Fox News on Monday refused to apologize for a segment the New York Times said falsely accused it of foiling the assassination of Islamic State militant group (ISIS) leader Abu Bakr al-Baghdadi two years earlier.
The two media organizations are engaged in a bizarre public spat over the “Fox & Friends” segment titled “NYT foils U.S. attempt to take out al-Baghdadi,” which cited the comments of a top U.S. military official in relation to the newspaper’s reporting after a Special Forces raid killed ISIS’s top oil chief in eastern Syria. The show’s hosts called the Times “failing” and had allowed Baghdadi to “sneak away.”
The segment aired on Saturday morning shortly before a tweet sent by President Donald Trump who accused the newspaper of foiling an “attempt to kill the single most wanted terrorist, Al-Baghdadi. Their sick agenda over National Security.”
The comments appeared to stem from Fox News’ citation of Gen. Tony Thomas, the chief of U.S. Special Operations Command, who said the military was “getting particularly close to [Baghdadi]” in mid-2015 and they had a strong lead on his whereabouts but “it was leaked in a prominent national newspaper about a week later,” and the lead went dead.
The New York Times’ report at the center of the spat is an Eric Schmitt article published on June 8, 2015. The report revealed new information about the raid more than three weeks earlier, such as Baghdadi’s movements and tactics to evade U.S. intelligence and airstrikes.
The newspaper, in a retaliatory article published on Sunday, wrote that Trump was “wrongly” citing information from elsewhere, and its spokesperson Danielle Rhoades Ha demanded an on-air apology, as well as one in a tweet.
But that did not arrive on Monday. Instead, “Fox & Friends” co-host Steve Doocy provided an “update” to the segment.
“And now an update to a story we reported over the weekend: Gen. Tony Thomas, who leads the Special Operations command, telling our own Catherine Herridge last week that the U.S. military was close to tracking down ISIS leader Abu Bakr al-Baghdadi after a 2015 raid that extracted tons of intel, but he ended up getting away,” said Doocy.
But the update was not enough for the New York Times. "It wasn't an apology," Rhoades Ha said. She said it didn't "begin to address the larger issues with the 'Fox & Friends' weekend segment, one of which was sheer hypocrisy." She was alluding to the channel's original report on the raid in 2015, in which Catherine Herridge, the journalist who interviewed Thomas, also said the intelligence gathered from the raid would lead the U.S. closer to Baghdadi's capture.

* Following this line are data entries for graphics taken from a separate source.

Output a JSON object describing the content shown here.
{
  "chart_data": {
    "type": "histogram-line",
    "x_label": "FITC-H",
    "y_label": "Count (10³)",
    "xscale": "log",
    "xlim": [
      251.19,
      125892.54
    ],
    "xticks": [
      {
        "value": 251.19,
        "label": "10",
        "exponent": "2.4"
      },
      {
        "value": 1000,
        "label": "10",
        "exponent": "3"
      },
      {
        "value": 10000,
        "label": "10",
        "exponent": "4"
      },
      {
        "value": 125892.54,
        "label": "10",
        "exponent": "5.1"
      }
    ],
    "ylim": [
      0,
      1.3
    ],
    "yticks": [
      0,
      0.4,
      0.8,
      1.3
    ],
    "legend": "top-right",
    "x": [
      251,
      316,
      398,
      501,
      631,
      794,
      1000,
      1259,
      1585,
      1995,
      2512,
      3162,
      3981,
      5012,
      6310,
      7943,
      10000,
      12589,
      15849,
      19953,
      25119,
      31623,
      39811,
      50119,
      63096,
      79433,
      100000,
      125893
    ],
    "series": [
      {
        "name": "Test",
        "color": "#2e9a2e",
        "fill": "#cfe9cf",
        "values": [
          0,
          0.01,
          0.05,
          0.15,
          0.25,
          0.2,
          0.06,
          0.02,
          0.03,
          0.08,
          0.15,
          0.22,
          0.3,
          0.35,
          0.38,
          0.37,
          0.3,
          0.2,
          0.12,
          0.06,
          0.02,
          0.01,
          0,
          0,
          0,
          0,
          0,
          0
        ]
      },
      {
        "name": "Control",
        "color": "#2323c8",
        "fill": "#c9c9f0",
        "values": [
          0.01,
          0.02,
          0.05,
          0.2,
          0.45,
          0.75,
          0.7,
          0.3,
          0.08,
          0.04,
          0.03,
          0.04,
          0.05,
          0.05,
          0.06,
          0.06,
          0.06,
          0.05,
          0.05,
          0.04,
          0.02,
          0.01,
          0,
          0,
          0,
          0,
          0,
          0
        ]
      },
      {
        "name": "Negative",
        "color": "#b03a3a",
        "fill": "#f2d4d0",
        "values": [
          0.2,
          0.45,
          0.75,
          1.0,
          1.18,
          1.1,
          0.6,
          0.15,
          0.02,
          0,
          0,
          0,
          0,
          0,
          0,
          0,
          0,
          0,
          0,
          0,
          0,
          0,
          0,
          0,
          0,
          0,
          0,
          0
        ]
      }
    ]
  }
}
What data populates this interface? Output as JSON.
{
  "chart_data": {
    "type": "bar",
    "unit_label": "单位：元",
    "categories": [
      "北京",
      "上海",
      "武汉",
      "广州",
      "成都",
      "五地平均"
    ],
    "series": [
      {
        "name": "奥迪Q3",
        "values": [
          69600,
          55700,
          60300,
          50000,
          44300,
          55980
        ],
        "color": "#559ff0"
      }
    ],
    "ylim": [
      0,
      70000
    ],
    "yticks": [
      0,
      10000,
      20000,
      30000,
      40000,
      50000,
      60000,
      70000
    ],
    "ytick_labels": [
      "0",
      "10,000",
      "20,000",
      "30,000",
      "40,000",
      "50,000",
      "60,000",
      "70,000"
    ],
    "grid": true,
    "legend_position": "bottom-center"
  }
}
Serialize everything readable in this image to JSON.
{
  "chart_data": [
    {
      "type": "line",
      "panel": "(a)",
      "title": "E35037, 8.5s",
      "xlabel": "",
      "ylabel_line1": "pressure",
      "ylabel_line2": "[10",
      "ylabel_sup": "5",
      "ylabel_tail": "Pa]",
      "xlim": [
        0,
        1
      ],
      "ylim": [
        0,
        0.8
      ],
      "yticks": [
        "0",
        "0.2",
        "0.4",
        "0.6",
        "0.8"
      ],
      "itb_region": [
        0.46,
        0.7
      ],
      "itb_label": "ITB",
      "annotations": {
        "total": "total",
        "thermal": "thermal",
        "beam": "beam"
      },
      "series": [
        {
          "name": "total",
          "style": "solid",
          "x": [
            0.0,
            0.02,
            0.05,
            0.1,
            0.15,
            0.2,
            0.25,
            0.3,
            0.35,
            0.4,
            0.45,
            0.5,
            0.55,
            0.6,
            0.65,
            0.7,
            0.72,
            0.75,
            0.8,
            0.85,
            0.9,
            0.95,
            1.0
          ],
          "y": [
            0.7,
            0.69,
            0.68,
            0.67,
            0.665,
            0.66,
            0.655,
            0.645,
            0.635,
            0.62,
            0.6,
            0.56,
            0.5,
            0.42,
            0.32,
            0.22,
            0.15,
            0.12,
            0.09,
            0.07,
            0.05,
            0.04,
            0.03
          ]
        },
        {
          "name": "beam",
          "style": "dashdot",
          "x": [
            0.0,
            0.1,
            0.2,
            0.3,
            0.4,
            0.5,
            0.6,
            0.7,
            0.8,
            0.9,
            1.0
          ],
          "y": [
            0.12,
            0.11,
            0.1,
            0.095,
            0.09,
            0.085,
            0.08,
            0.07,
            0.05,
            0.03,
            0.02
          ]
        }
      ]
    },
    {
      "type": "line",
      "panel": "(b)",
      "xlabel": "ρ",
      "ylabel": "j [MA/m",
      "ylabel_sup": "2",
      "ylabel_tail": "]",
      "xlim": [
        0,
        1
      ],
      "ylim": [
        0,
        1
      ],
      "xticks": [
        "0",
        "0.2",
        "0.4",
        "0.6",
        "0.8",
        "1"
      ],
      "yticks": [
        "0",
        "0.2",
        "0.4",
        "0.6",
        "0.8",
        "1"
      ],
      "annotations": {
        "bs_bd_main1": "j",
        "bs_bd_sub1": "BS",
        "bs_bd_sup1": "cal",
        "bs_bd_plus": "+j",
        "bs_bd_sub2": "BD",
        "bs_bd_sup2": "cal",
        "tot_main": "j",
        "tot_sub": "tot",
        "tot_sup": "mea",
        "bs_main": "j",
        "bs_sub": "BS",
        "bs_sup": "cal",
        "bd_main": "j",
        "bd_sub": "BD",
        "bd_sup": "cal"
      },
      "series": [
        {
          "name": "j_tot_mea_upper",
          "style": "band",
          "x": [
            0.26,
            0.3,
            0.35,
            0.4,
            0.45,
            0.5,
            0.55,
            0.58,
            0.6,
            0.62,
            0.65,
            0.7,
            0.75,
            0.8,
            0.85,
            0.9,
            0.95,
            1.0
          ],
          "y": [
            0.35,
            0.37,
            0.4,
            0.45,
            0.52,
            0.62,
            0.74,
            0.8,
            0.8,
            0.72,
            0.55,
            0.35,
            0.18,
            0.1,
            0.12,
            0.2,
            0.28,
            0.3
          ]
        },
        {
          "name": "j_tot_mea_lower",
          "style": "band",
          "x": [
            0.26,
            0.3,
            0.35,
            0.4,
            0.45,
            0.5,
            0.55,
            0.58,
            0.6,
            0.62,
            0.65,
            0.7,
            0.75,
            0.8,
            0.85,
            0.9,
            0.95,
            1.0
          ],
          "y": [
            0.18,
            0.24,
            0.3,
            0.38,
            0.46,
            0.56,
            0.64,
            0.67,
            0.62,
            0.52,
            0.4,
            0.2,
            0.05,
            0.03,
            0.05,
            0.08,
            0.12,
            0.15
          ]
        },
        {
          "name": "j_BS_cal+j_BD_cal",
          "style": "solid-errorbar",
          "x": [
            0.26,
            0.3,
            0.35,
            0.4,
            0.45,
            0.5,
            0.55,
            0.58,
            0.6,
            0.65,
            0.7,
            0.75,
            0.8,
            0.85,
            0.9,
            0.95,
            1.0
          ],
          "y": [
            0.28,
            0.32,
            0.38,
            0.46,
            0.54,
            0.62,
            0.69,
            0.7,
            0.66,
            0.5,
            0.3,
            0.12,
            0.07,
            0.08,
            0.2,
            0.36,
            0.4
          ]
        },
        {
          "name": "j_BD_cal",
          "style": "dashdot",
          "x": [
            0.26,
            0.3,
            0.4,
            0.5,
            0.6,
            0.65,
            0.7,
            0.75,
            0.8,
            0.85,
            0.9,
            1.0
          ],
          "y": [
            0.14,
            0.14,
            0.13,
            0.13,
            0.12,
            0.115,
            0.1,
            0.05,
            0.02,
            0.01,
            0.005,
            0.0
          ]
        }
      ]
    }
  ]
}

The lead Thomas was referring to included the locations Baghdadi had frequented in the weeks before a May raid on oil minister Abu Sayyaf. In that raid, two dozen Delta Force commandos flew military helicopters and aircraft into Syria from Iraq to launch the operation that was initially intended to secure Abu Sayyaf's capture.
U.S. troops killed him but captured his wife Umm Sayyaf alive. She was questioned and she “gave us a trove of information about where she had just been with Baghdadi in Raqqa within days prior,” Thomas said.
But the newspaper rebutted Fox News, Trump and Thomas’ accusations that it was to blame for the failure to capture or kill Baghdadi.
It said its report was not published a week after the raid, as Thomas charged, but 23 days later. It said the May 16 raid was widely reported in its immediate aftermath, even in a Pentagon press release. The paper said all of this information would have tipped off Baghdadi before the Times report three weeks later, already forcing him to rethink his tactics.
It also said the Pentagon had “raised no objection” with the newspaper’s decision to publish the report, and its key information came from U.S. officials who knew it would be published.
Baghdadi remains one of the most wanted extremists in the world, with a $25 million U.S. bounty on his head. He has eluded capture by moving across the Iraqi-Syrian border, according to U.S. and Iraqi officials, as the jihadist group loses territory in northern Iraq and Syria.
The group still controls parts of the eastern Syrian city of Raqqa and all of Deir Ezzor city in the eastern Syrian province of the same name. Russia, Iran and Syrian monitoring groups claim Baghdadi has been killed, but the U.S.-led coalition and Kurdish officials say there is no evidence to suggest that he is dead.